Il parametro di riferimento della legittimità dei criteri adottati dall’amministrazione e dello lorro attuabilità non può essere rapportato alla sostenibilità del singolo operatore, dal momento che la ricorrente articola la sua azione giudiziale dando per presupposto di costituire l’unico interlocutore per l’ambito territoriale di riferimento, come se contestualmente dovesse attivare percorsi di assistenza differenziati per tutte le situazioni di disabilità contemplate dalla graduatoria dei voucher in quanto unico referente.
Nel sistema dell’accreditamento, invece, la situazione è del tutto rovesciata rispetto al regime del convenzionamento, poiché all’erogazione del contributo in favore della struttura convenzionata, si sostituisce la elargizione di titoli sociali spendibili direttamente dagli utenti, alla cui iniziativa è rimessa la scelta dell’ente, fra quelli accreditati, cui rivolgersi per la fruizione del servizio.
L’accreditamento, infatti, costituisce proprio uno strumento di facilitazione della concorrenza da utilizzare per l’allargamento del mercato dei fornitori accreditati a cui gli utenti accedono scegliendo il fornitore tramite i titoli di acquisto (voucher) dei servizi sociali.

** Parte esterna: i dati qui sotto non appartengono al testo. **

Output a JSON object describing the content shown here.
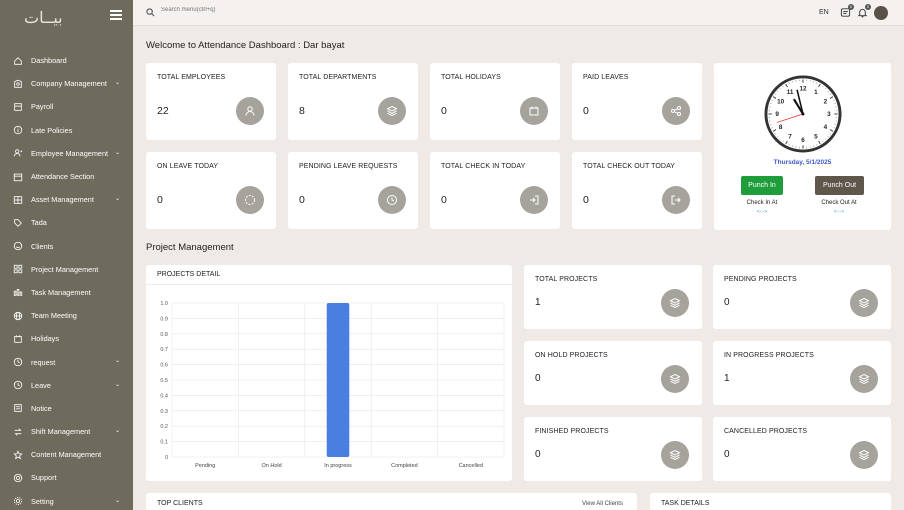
{
  "sidebar": {
    "logo": "بيــات",
    "items": [
      {
        "label": "Dashboard",
        "icon": "home-icon",
        "chev": false
      },
      {
        "label": "Company Management",
        "icon": "building-icon",
        "chev": true
      },
      {
        "label": "Payroll",
        "icon": "payroll-icon",
        "chev": false
      },
      {
        "label": "Late Policies",
        "icon": "info-icon",
        "chev": false
      },
      {
        "label": "Employee Management",
        "icon": "user-plus-icon",
        "chev": true
      },
      {
        "label": "Attendance Section",
        "icon": "calendar-icon",
        "chev": false
      },
      {
        "label": "Asset Management",
        "icon": "asset-icon",
        "chev": true
      },
      {
        "label": "Tada",
        "icon": "tag-icon",
        "chev": false
      },
      {
        "label": "Clients",
        "icon": "smile-icon",
        "chev": false
      },
      {
        "label": "Project Management",
        "icon": "grid-icon",
        "chev": false
      },
      {
        "label": "Task Management",
        "icon": "bars-icon",
        "chev": false
      },
      {
        "label": "Team Meeting",
        "icon": "globe-icon",
        "chev": false
      },
      {
        "label": "Holidays",
        "icon": "holiday-icon",
        "chev": false
      },
      {
        "label": "request",
        "icon": "request-icon",
        "chev": true
      },
      {
        "label": "Leave",
        "icon": "clock-icon",
        "chev": true
      },
      {
        "label": "Notice",
        "icon": "notice-icon",
        "chev": false
      },
      {
        "label": "Shift Management",
        "icon": "shift-icon",
        "chev": true
      },
      {
        "label": "Content Management",
        "icon": "star-icon",
        "chev": false
      },
      {
        "label": "Support",
        "icon": "support-icon",
        "chev": false
      },
      {
        "label": "Setting",
        "icon": "gear-icon",
        "chev": true
      }
    ]
  },
  "topbar": {
    "search_placeholder": "Search menu(ctrl+q)",
    "lang": "EN",
    "notif_count": "0",
    "msg_count": "0"
  },
  "welcome": "Welcome to Attendance Dashboard : Dar bayat",
  "stats": [
    {
      "label": "TOTAL EMPLOYEES",
      "value": "22",
      "icon": "user-icon"
    },
    {
      "label": "TOTAL DEPARTMENTS",
      "value": "8",
      "icon": "layers-icon"
    },
    {
      "label": "TOTAL HOLIDAYS",
      "value": "0",
      "icon": "holiday-icon"
    },
    {
      "label": "PAID LEAVES",
      "value": "0",
      "icon": "share-icon"
    },
    {
      "label": "ON LEAVE TODAY",
      "value": "0",
      "icon": "spinner-icon"
    },
    {
      "label": "PENDING LEAVE REQUESTS",
      "value": "0",
      "icon": "clock-icon"
    },
    {
      "label": "TOTAL CHECK IN TODAY",
      "value": "0",
      "icon": "login-icon"
    },
    {
      "label": "TOTAL CHECK OUT TODAY",
      "value": "0",
      "icon": "logout-icon"
    }
  ],
  "clock": {
    "date": "Thursday, 5/1/2025",
    "hour": 10,
    "minute": 57,
    "second": 42,
    "punch_in": "Punch In",
    "punch_out": "Punch Out",
    "check_in_label": "Check In At",
    "check_out_label": "Check Out At",
    "check_in_value": "<-:->",
    "check_out_value": "<-:->",
    "numbers": [
      "12",
      "1",
      "2",
      "3",
      "4",
      "5",
      "6",
      "7",
      "8",
      "9",
      "10",
      "11"
    ]
  },
  "project_section": {
    "title": "Project Management",
    "detail_title": "PROJECTS DETAIL",
    "cards": [
      {
        "label": "TOTAL PROJECTS",
        "value": "1"
      },
      {
        "label": "PENDING PROJECTS",
        "value": "0"
      },
      {
        "label": "ON HOLD PROJECTS",
        "value": "0"
      },
      {
        "label": "IN PROGRESS PROJECTS",
        "value": "1"
      },
      {
        "label": "FINISHED PROJECTS",
        "value": "0"
      },
      {
        "label": "CANCELLED PROJECTS",
        "value": "0"
      }
    ]
  },
  "chart_data": {
    "type": "bar",
    "categories": [
      "Pending",
      "On Hold",
      "In progress",
      "Completed",
      "Cancelled"
    ],
    "values": [
      0,
      0,
      1,
      0,
      0
    ],
    "ylim": [
      0,
      1
    ],
    "yticks": [
      "0",
      "0.1",
      "0.2",
      "0.3",
      "0.4",
      "0.5",
      "0.6",
      "0.7",
      "0.8",
      "0.9",
      "1.0"
    ],
    "grid": true,
    "bar_color": "#4a7fe0"
  },
  "bottom": {
    "top_clients": "TOP CLIENTS",
    "view_all": "View All Clients",
    "task_details": "TASK DETAILS"
  },
  "colors": {
    "sidebar": "#6e6a5c",
    "icon_circle": "#a6a29c",
    "punch_in": "#1f9d3a",
    "punch_out": "#5e574a",
    "date": "#3b5bcc"
  }
}
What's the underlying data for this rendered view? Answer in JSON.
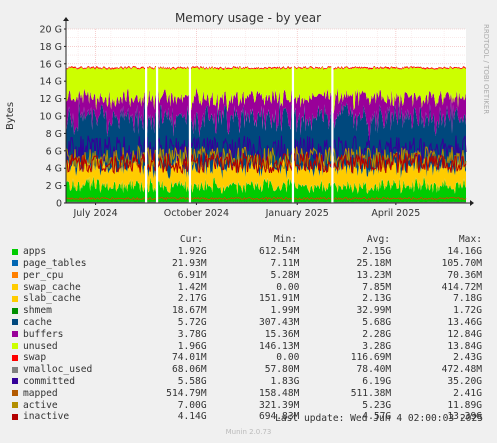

A loro volta i voucher o buoni sociali previsti dall’art. 17 della legge 328/2000 costituiscono strumenti alternativi alla concessione di contributi economici in denaro in favore degli operatori, mirano alla differenziazione, ampliamento e specializzazione del mercato dei servizi sociali orientando il contributo pubblico verso impieghi meritevoli, e rappresentano l’approdo del processo di esternalizzazione dei servizi a favore di soggetti accreditati che si muovono in regime di concorrenza.
Né, sotto altro profilo, è possibile introdurre argomenti relativi alla sottostima del valore dei c.d. voucher sociali che renderebbe oneroso il servizio, ed irrealizzabile nei parametri di qualità minimi, dal momento che, già con le pregresse convenzioni, il finanziamento pubblico rivestiva la forma di un mero contributo mensile e non di un vero e proprio finanziamento, ed inoltre poiché, come chiarito anche dalla Commissione Speciale del Consiglio di Stato nel parere del 26 luglio 2018, l’accreditamento nel settore dei servizi sociali, in assenza di contingentamento a monte del numero di operatori ammissibili, si pone al di fuori della normativa euro-unitaria sugli appalti pubblici e si risolve sostanzialmente in una sorta di abilitazione priva di carattere selettivo e non propedeutica all’affidamento di un servizio: come tale, pertanto, non impinge in campi disciplinati dal diritto europeo e trova la propria esclusiva regolazione nel diritto nazionale. Ed infatti stante l’estraneità dell’accreditamento all’applicazione del codice dei contratti pubblici anche l’Anac, nelle sue Linee Guida n.32/2016, ha chiarito che costituiscono buone prassi la quantificazione dei compensi per il servizio in base a valori standardizzati predefiniti, e, tra i parametri da verificare per i soggetti da accreditare è previsto anche il riscontro dell’esistenza di un adeguato sistema di remunerazione.
L’organizzazione istante pertanto non può utilizzare come parametro della congruità della quantificazione del voucher gli obblighi assunti in sede di sottoscrizione del patto di accreditamento, come se si trattasse della sottoscrizione di un appalto pubblico, anche con riferimento ai requisiti orari delle prestazioni nonché alle obbligazioni inerenti il personale, perché in tal modo finisce con introdurre un’impostazione di corrispettività, che, come si è detto, è estranea al modulo in esame che fuoriesce dalla disciplina del Codice degli Appalti.